Artificial intelligence
Artificial intelligence (AI) is wide-ranging branch of computer science concerned with building smart machines capable of performing tasks that typically require human intelligence. AI is an interdisciplinary science with multiple approaches, but advancements in machine learning and deep learning are creating a paradigm shift in virtually every sector of the tech industry.
Less than a decade after breaking the Nazi encryption machine Enigma and helping the Allied Forces win World War II, mathematician Alan Turing changed history a second time with a simple question: "Can machines think?"
Turing's paper "Computing Machinery and Intelligence" (1950), and it's subsequent Turing Test, established the fundamental goal and vision of artificial intelligence.
At it's core, AI is the branch of computer science that aims to answer Turing's question in the affirmative. It is the endeavor to replicate or simulate human intelligence in machines.
The expansive goal of artificial intelligence has given rise to many questions and debates. So much so, that no singular definition of the field is universally accepted.
The major limitation in defining AI as simply "building machines that are intelligent" is that it doesn't actually explain what artificial intelligence is? What makes a machine intelligent?

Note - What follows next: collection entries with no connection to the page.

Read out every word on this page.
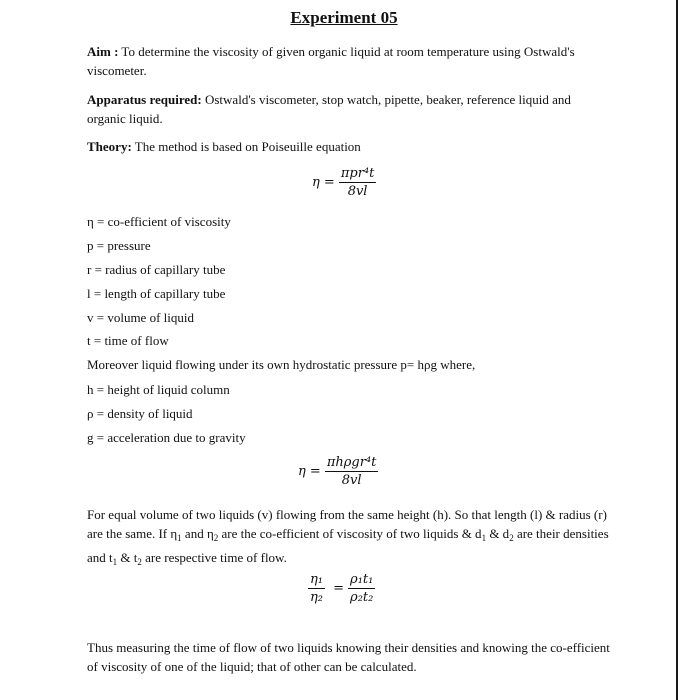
Experiment 05
Aim : To determine the viscosity of given organic liquid at room temperature using Ostwald's viscometer.
Apparatus required: Ostwald's viscometer, stop watch, pipette, beaker, reference liquid and organic liquid.
Theory: The method is based on Poiseuille equation
$\eta = \frac{\text{πpr⁴t}}{8vl}$
η = co-efficient of viscosity
p = pressure
r = radius of capillary tube
l = length of capillary tube
v = volume of liquid
t = time of flow
Moreover liquid flowing under its own hydrostatic pressure p= hρg where,
h = height of liquid column
ρ = density of liquid
g = acceleration due to gravity
$\eta = \frac{\text{πhρgr⁴t}}{8vl}$
For equal volume of two liquids (v) flowing from the same height (h). So that length (l) & radius (r) are the same. If $\eta_1$ and $\eta_2$ are the co-efficient of viscosity of two liquids & $d_1$ & $d_2$ are their densities and $t_1$ & $t_2$ are respective time of flow.
$\frac{\text{η₁}}{\text{η₂}} = \frac{\text{ρ₁t₁}}{\text{ρ₂t₂}}$
Thus measuring the time of flow of two liquids knowing their densities and knowing the co-efficient of viscosity of one of the liquid; that of other can be calculated.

In their groundbreaking textbook Artificial Intelligence: A Modern Approach, authors Stuart Russell and Peter Norvig approach the question by unifying their work around the theme of intelligent agents in machines. With this in mind, AI is "the study of agents that receive percepts from the environment and perform actions." (Russel and Norvig viii)Norvig and Russell go on to explore four different approaches that have historically defined the field of AI:
- Thinking humanly
- Thinking rationally
- Acting humanly
- Acting rationally
Patrick Winston, the Ford professor of artificial intelligence and computer science at MIT, defines AI as "algorithms enabled by constraints, exposed by representations that support models targeted at loops that tie thinking, perception and action together."
While these definitions may seem abstract to the average person, they help focus the field as an area of computer science and provide a blueprint for infusing machines and programs with machine learning and other subsets of artificial intelligence.

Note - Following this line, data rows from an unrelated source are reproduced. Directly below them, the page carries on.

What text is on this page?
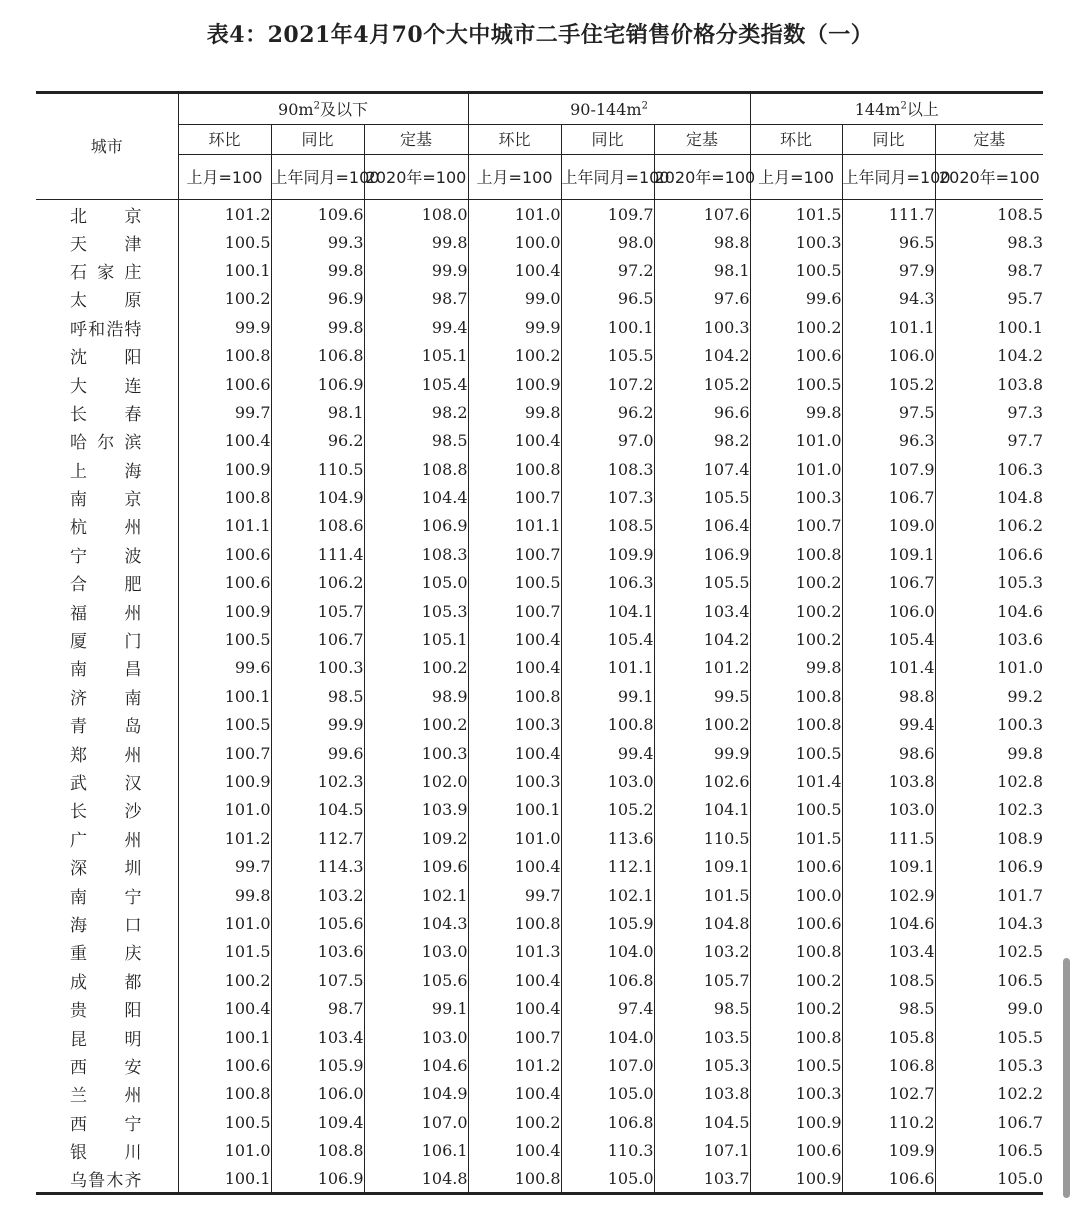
表4：2021年4月70个大中城市二手住宅销售价格分类指数（一）
城市	$90m^2$及以下			$90-144m^2$			$144m^2$以上		
	环比	同比	定基	环比	同比	定基	环比	同比	定基
	上月=100	上年同月=100	2020年=100	上月=100	上年同月=100	2020年=100	上月=100	上年同月=100	2020年=100
北京	101.2	109.6	108.0	101.0	109.7	107.6	101.5	111.7	108.5
天津	100.5	99.3	99.8	100.0	98.0	98.8	100.3	96.5	98.3
石家庄	100.1	99.8	99.9	100.4	97.2	98.1	100.5	97.9	98.7
太原	100.2	96.9	98.7	99.0	96.5	97.6	99.6	94.3	95.7
呼和浩特	99.9	99.8	99.4	99.9	100.1	100.3	100.2	101.1	100.1
沈阳	100.8	106.8	105.1	100.2	105.5	104.2	100.6	106.0	104.2
大连	100.6	106.9	105.4	100.9	107.2	105.2	100.5	105.2	103.8
长春	99.7	98.1	98.2	99.8	96.2	96.6	99.8	97.5	97.3
哈尔滨	100.4	96.2	98.5	100.4	97.0	98.2	101.0	96.3	97.7
上海	100.9	110.5	108.8	100.8	108.3	107.4	101.0	107.9	106.3
南京	100.8	104.9	104.4	100.7	107.3	105.5	100.3	106.7	104.8
杭州	101.1	108.6	106.9	101.1	108.5	106.4	100.7	109.0	106.2
宁波	100.6	111.4	108.3	100.7	109.9	106.9	100.8	109.1	106.6
合肥	100.6	106.2	105.0	100.5	106.3	105.5	100.2	106.7	105.3
福州	100.9	105.7	105.3	100.7	104.1	103.4	100.2	106.0	104.6
厦门	100.5	106.7	105.1	100.4	105.4	104.2	100.2	105.4	103.6
南昌	99.6	100.3	100.2	100.4	101.1	101.2	99.8	101.4	101.0
济南	100.1	98.5	98.9	100.8	99.1	99.5	100.8	98.8	99.2
青岛	100.5	99.9	100.2	100.3	100.8	100.2	100.8	99.4	100.3
郑州	100.7	99.6	100.3	100.4	99.4	99.9	100.5	98.6	99.8
武汉	100.9	102.3	102.0	100.3	103.0	102.6	101.4	103.8	102.8
长沙	101.0	104.5	103.9	100.1	105.2	104.1	100.5	103.0	102.3
广州	101.2	112.7	109.2	101.0	113.6	110.5	101.5	111.5	108.9
深圳	99.7	114.3	109.6	100.4	112.1	109.1	100.6	109.1	106.9
南宁	99.8	103.2	102.1	99.7	102.1	101.5	100.0	102.9	101.7
海口	101.0	105.6	104.3	100.8	105.9	104.8	100.6	104.6	104.3
重庆	101.5	103.6	103.0	101.3	104.0	103.2	100.8	103.4	102.5
成都	100.2	107.5	105.6	100.4	106.8	105.7	100.2	108.5	106.5
贵阳	100.4	98.7	99.1	100.4	97.4	98.5	100.2	98.5	99.0
昆明	100.1	103.4	103.0	100.7	104.0	103.5	100.8	105.8	105.5
西安	100.6	105.9	104.6	101.2	107.0	105.3	100.5	106.8	105.3
兰州	100.8	106.0	104.9	100.4	105.0	103.8	100.3	102.7	102.2
西宁	100.5	109.4	107.0	100.2	106.8	104.5	100.9	110.2	106.7
银川	101.0	108.8	106.1	100.4	110.3	107.1	100.6	109.9	106.5
乌鲁木齐	100.1	106.9	104.8	100.8	105.0	103.7	100.9	106.6	105.0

While addressing a crowd at the Japan AI Experience in 2017, DataRobot CEO Jeremy Achin began his speech by offering the following definition of how AI is used today:
"AI is a computer system able to perform tasks that ordinarily require human intelligence... Many of these artificial intelligence systems are powered by machine learning, some of them are powered by deep learning and some of them are powered by very boring things like rules."
HOW IS AI USED?
Narrow AI: Sometimes referred to as "Weak AI," this kind of artificial intelligence operates within a limited context and is a simulation of human intelligence. Narrow AI is often focused on performing a single task extremely well and while these machines may seem intelligent, they are operating under far more constraints and limitations than even the most basic human intelligence.
Artificial General Intelligence (AGI): AGI, sometimes referred to as "Strong AI," is the kind of artificial intelligence we see in the movies, like the robots from Westworld or Data from Star Trek: The Next Generation. AGI is a machine with general intelligence and, much like a human being, it can apply that intelligence to solve any problem.